New Delhi/Srinagar: In a bid to eliminate infiltration into Jammu and Kashmir, the Government is mulling erection of a new all-weather fence along Line of Control (LoC) with Pakistan that can even withstand the harshest snow conditions.
This proposal was discussed during the visit of Union Home Secretary R K Singh, who returned last evening from his two-day visit to the Valley, sources in the Ministry said.
Singh, along with Director General of Police Ashok Prasad and Army officers, visited Cheema Post in Gulmarg sector of North Kashmir.
Every year nearly 83 kilometres of 740 kilometres of the fencing along the LoC especially in North Kashmir`s Gurez, Karnah, Kupwara and Gulmarg sectors is damaged which allows militants to infiltrate into the Kashmir Valley and other parts of the state, the sources said.
The Home Secretary, according to the sources, was given an extensive presentation during his visit for having a permanent fence which could withstand all weather conditions, the sources said.
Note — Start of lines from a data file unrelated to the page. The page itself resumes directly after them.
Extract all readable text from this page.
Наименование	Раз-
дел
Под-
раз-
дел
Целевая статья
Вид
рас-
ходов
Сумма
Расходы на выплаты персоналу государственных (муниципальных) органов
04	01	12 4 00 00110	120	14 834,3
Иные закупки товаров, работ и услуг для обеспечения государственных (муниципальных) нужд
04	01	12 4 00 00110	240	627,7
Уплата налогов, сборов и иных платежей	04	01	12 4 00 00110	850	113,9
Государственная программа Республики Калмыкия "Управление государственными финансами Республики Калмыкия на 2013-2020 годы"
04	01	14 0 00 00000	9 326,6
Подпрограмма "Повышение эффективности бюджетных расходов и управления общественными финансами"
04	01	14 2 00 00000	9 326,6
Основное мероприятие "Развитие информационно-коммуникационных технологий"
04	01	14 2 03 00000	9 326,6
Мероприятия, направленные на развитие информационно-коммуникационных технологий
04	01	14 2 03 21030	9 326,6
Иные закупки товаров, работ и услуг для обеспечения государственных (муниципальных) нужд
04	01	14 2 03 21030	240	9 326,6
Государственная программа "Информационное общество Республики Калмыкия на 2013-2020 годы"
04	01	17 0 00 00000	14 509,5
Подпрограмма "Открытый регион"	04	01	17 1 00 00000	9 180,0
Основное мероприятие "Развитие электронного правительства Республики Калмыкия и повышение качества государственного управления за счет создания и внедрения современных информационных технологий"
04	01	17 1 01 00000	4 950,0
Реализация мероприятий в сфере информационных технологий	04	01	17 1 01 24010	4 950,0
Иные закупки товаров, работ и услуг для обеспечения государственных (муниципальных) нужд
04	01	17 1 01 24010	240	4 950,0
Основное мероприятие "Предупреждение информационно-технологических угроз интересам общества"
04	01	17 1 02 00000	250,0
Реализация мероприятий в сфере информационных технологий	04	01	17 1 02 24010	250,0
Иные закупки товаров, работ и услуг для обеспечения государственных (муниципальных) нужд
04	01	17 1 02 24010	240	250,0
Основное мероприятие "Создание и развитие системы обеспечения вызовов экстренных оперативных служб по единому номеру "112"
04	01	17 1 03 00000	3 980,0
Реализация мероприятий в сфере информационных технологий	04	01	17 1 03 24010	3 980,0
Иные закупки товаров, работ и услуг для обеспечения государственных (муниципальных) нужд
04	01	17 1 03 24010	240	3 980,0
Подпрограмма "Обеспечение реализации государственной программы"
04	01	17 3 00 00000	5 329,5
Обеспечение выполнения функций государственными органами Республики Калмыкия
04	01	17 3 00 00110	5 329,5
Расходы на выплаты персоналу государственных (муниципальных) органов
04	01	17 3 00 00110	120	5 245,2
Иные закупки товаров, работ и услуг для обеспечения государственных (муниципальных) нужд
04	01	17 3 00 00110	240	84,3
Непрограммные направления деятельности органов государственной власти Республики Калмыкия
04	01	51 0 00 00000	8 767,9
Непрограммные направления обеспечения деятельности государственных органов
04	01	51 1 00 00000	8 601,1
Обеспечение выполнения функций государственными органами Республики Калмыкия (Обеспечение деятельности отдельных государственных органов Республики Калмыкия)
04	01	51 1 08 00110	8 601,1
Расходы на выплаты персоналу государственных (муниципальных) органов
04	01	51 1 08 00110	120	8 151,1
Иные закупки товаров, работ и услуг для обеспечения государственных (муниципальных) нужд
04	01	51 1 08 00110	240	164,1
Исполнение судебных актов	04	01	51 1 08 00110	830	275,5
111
This, according to the sources, will bring down infiltration to zero as terrorists would not be able to take advantage of damaged fence to infiltrate into the Valley.
Singh was also shown the pillars along the famous Gandola cable car which can withstand all weather conditions and opinion was given to have a similar mechanism along the LoC, the sources said.
The Home Secretary, according to the sources, appreciated the idea and said that he would send a team of engineers for working on the feasibility report for the project even though the army showed some reservations about the same.
The sources said the Army highlighted that in case of
permanent fencing, some of the villages in North Kashmir would fall outside it, raising concern among the people but the civilian administration opined that a gate could be constructed at such places which would be exclusively open for the ingress and egress of the people of this area.
The proposal, according to the sources, was the brain child of Director General of Jammu and Kashmir Police Ashok Prasad.
Army had earlier objected even to the fencing of border in early 2000 but had to fall in line after the then government gave a go ahead.
The sources said this would also lessen the recurring expenses on repair of the fencing every year after making a one time investment in erection of fence.